Football Les Belges à l'étranger
Champion d'Espagne avec le Real, Axel Hervelle pourrait être igné cette nuit par une équipe NBA

MADRID «Axel Hervelle ne vous le dira sûrement pas parce que c'est un garçon intelligent mais il nourrit de très grandes ambitions quant à son avenir.» Il y a trois ans, lorsque l'un de ses équipiers lança ce joli compliment à son égard, Axel Hervelle pointait à peine le bout de ses chaussures au sein de l'équipe première de Pepinster. Aujourd'hui, force est de constater que le Verviétois a eu raison de croire en son étoile. En battant Vitoria, le grand favori et premier de la Liga, à l'issue de la phase classique, il vient de remporter le titre de champion d'Espagne avec le Real Madrid, imitant Eric Struelens, sacré en 2000. Certes, Hervelle n'a, lui, pas décroché les écussons nationaux en France comme le fit le Bruxellois en 1997 avec Paris, mais il s'agit bien d'un détail dont ne se préoccupe sûrement pas le Hoëgnard.

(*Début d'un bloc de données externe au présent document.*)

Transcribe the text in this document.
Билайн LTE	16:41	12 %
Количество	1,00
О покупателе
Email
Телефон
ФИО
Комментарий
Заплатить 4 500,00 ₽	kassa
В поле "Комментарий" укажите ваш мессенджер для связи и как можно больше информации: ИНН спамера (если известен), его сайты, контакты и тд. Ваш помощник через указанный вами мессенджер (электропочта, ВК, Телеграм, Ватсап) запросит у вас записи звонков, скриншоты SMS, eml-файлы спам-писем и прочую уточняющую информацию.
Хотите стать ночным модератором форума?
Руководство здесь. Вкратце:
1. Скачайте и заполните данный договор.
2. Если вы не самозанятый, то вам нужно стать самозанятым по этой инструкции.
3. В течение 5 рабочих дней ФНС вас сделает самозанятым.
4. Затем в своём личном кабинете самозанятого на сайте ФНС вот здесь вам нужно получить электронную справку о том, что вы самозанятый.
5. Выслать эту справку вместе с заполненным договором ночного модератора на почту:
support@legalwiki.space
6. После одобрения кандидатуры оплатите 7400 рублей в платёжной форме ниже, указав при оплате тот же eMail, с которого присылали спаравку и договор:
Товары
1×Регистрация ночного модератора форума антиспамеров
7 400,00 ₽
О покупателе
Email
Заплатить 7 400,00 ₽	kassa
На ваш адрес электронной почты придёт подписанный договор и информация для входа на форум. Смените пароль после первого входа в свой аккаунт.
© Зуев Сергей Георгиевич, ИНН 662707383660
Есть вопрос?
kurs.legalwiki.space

Arrivé au Real Madrid presque contraint et forcé à la fin du mois d'octobre - on se souvient que le joueur n'était pas contre l'idée de demeurer au Paire jusqu'au terme de la saison et que son départ avait provoqué celui de Niksa Bavcevic -, le capitaine pepin s'est vite affiché comme l'une des valeurs sûres de l'effectif castillan. Aligné de plus en plus souvent dans le cinq de base, il fut carrément l'un des éléments les plus en vue lors de playoffs (6,8pts et 5,8rbs en 19min de moyenne contre 6,0pts et 5,1rbs en 18min lors de la saison régulière) qui auront, à coup sûr, encore fait grimper sa valeur marchande.

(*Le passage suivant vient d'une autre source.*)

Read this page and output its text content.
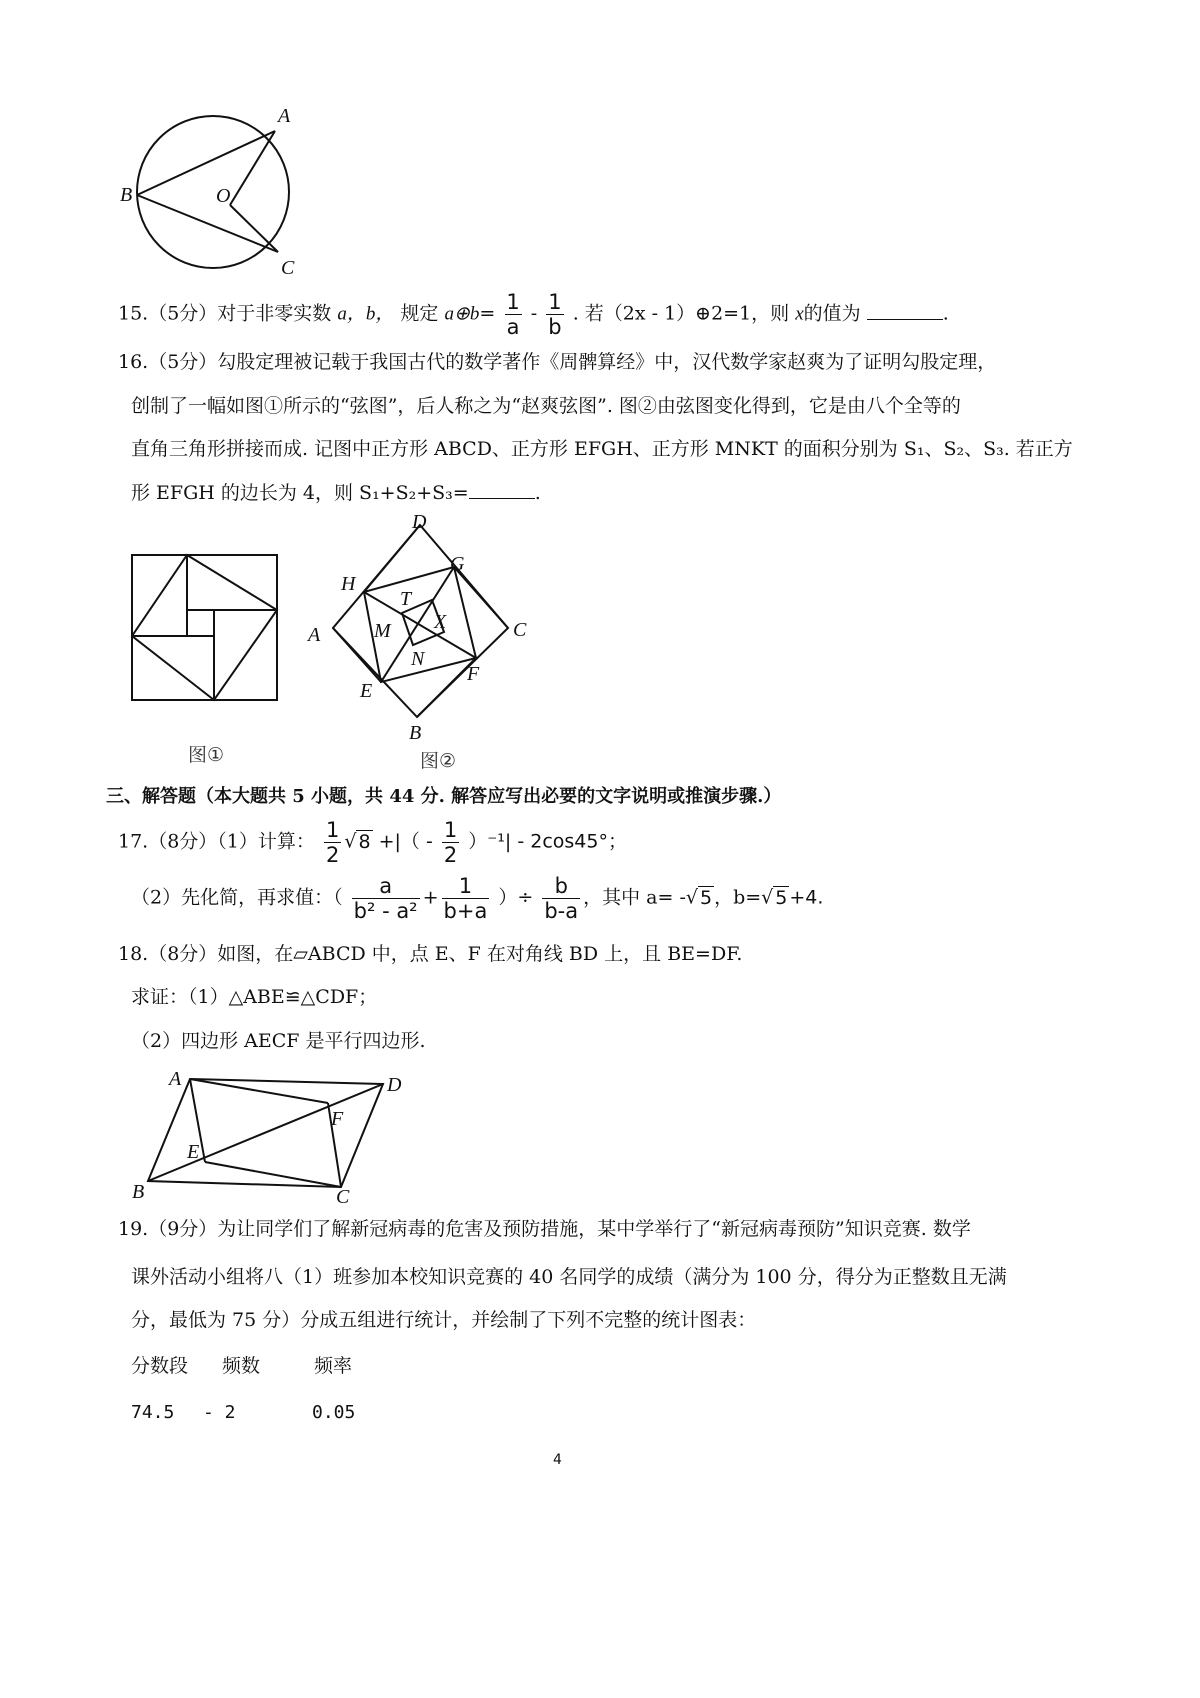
A
B	O
C
15.（5分）对于非零实数 a，b， 规定 a⊕b= $\frac{1}{a} - \frac{1}{b}$ . 若（2x - 1）⊕2=1，则 x的值为	.
16.（5分）勾股定理被记载于我国古代的数学著作《周髀算经》中，汉代数学家赵爽为了证明勾股定理，
创制了一幅如图①所示的“弦图”，后人称之为“赵爽弦图”. 图②由弦图变化得到，它是由八个全等的
直角三角形拼接而成. 记图中正方形 ABCD、正方形 EFGH、正方形 MNKT 的面积分别为 S₁、S₂、S₃. 若正方
形 EFGH 的边长为 4，则 S₁+S₂+S₃=	.
图①
D
G
H
T
X
A	M	C
N
F
E
B
图②
三、解答题（本大题共 5 小题，共 44 分. 解答应写出必要的文字说明或推演步骤.）
17.（8分）（1）计算： $\frac{1}{2}$ √ 8 +|（ - $\frac{1}{2} )^{-1}| - 2\cos 45^\circ$；
（2）先化简，再求值：（ $\frac{a}{\text{b² - a²}} + \frac{1}{b+a}$ ）÷ $\frac{b}{b-a}$ ，其中 a= -√ 5 ，b=√ 5 +4.
18.（8分）如图，在▱ABCD 中，点 E、F 在对角线 BD 上，且 BE=DF.
求证：（1）△ABE≌△CDF；
（2）四边形 AECF 是平行四边形.
A	D
F
E
B	C
19.（9分）为让同学们了解新冠病毒的危害及预防措施，某中学举行了“新冠病毒预防”知识竞赛. 数学
课外活动小组将八（1）班参加本校知识竞赛的 40 名同学的成绩（满分为 100 分，得分为正整数且无满
分，最低为 75 分）分成五组进行统计，并绘制了下列不完整的统计图表：
分数段 频数	频率
74.5 - 2	0.05
4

Axel Hervelle poursuit son destin à la vitesse de l'éclair. A un âge où de moins en moins de Belges gagnent du temps de jeu au plus haut niveau, le Verviétois est plus que jamais l'un des figures marquantes du présent et de l'avenir du basket belge au même titre que Didier M'Benga, qu'il pourrait imiter tôt ou tard. Auquel cas, il deviendrait le premier Belge né dans son pays à rejoindre la meilleure ligue du monde. Cette nuit, son agent sera, en tout cas, à New York pour la draft, à laquelle s'est inscrit le joueur. S'il y obtient un ticket pour la grande Ligue, ce sera, au mieux, en fin de deuxiè- me tour. Il pourrait alors atterrir à Phoenix, à Toronto, à Detroit ou à Atlanta. Hier soir, il affirmait en tout cas qu'il serait «toujours au Real l'an prochain sauf si un club NBA (lui) propose un bon temps de jeu», ce qui semble tout de même assez peu probable.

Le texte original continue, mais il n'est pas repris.